Eye protection serves many functions including protecting employees from flying object, heat, UV rays, and chemicals. However, while it is essential, finding the correct eyewear for the application and the employee can be a challenge.
Velibanti Nhlanhla Sukati, in his 2014 paper titled: Workplace Eye Injuries: A literature review, for the School of Health and Science at the University of Kwazulu-Natal, notes that in the absence of adequate safety precautions, eye injuries in the workplace can be caused through exposure to chemicals, lasers, or heat.
He writes: Previous studies have reported that the workplace is the most common location in which adults experience eye injuries.”
According to Sukati, there are about 70,000 reported cases of temporary or permanent visual loss due to an eye injury in the
United States (US) each year, with about 1000 preventable injuries occurring in the workplace every day.
Sukati notes that the construction industry is one of the most at-risk sectors with 71 percent of injuries. These are caused by welding, grinding, cutting, hammering and drilling. Around 60 percent of incidents are caused by high-speed machinery.
Occupational Care South Africa (OCSA) suggests a few basic safety measures that can be used to prevent eye injuries.
The first of these is maintaining equipment and safety features such as machine guards.

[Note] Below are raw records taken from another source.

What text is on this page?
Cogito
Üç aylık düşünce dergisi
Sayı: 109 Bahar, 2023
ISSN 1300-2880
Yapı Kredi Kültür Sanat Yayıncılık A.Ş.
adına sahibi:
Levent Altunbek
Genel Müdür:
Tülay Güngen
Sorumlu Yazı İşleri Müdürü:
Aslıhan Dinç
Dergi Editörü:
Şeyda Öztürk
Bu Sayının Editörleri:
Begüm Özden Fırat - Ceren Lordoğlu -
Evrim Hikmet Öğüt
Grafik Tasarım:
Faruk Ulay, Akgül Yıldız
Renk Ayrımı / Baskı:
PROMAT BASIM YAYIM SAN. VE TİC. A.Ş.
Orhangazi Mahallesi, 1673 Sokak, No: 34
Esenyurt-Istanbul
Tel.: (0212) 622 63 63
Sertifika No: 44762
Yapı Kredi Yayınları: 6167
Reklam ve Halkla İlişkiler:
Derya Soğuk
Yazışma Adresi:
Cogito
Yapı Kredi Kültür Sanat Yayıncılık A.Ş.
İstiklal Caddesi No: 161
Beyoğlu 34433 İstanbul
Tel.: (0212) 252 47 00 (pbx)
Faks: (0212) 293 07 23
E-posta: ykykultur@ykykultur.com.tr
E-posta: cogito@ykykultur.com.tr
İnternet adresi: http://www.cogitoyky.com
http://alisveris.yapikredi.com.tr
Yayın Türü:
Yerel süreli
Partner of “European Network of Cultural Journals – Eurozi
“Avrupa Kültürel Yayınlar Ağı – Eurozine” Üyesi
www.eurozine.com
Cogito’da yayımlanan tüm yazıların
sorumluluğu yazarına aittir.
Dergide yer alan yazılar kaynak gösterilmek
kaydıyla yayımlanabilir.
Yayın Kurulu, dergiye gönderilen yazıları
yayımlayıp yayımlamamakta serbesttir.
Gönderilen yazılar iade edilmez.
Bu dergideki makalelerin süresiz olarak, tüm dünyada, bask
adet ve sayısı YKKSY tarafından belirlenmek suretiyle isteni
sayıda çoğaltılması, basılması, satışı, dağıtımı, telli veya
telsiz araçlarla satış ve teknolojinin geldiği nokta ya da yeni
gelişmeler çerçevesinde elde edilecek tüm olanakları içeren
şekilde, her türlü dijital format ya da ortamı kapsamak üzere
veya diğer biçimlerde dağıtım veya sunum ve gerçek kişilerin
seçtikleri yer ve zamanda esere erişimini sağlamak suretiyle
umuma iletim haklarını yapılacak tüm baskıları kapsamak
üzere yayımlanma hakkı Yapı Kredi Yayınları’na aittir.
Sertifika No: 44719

Bystanders also need to be a safe distance from machinery, and employees should be fitted with eye or face protection that fits properly and stays in place.
The eye protection should always be kept in a clean working condition and employees should be adequately trained in using the particular eyewear.
OCSA also suggests that personal protective equipment (PPE), such as hard hats and eye prutection, be dusted off before it is removed to avoid dust particles entering the person’s eyes.
“Employees should avoid rubbing their eyes with dirty hands or clothing; first aid procedures for an eye injury should be put in place: and an eywash fountain or quick-deluge shower should be provided.” OCSA adds.
In addition to implementing these basic safety procedures to avoid eye injuries, companies need to invest in eye protection that fits the application and employee. The company needs to first establish whether the application requires safety glasses, goggles or a face shield.
“The construction industry is one of the most at-risk sectors with 71 percent of injuries. Around 60 percent of incidents are caused by high-speed machinery.”
Safety glasses, for example, might be sufficient for an employee working in a dusty environment (along with a half-face shield to avoid inhaling dust particles), while a full-face shield is required for an employee using welding equipment.
The main factors to consider are impact, heat, chemicals, dust and optical radiation. The latter is a risk to workers operating anyform of laser (or comparable equipment) during which they areexposed to high heat, and/or UV, infrared and reflected light.
It is always advisable to contact a PPE supplier for expert advice when purchasing eyewear. Most suppliers can also fit the protective eyewear with prescription lenses.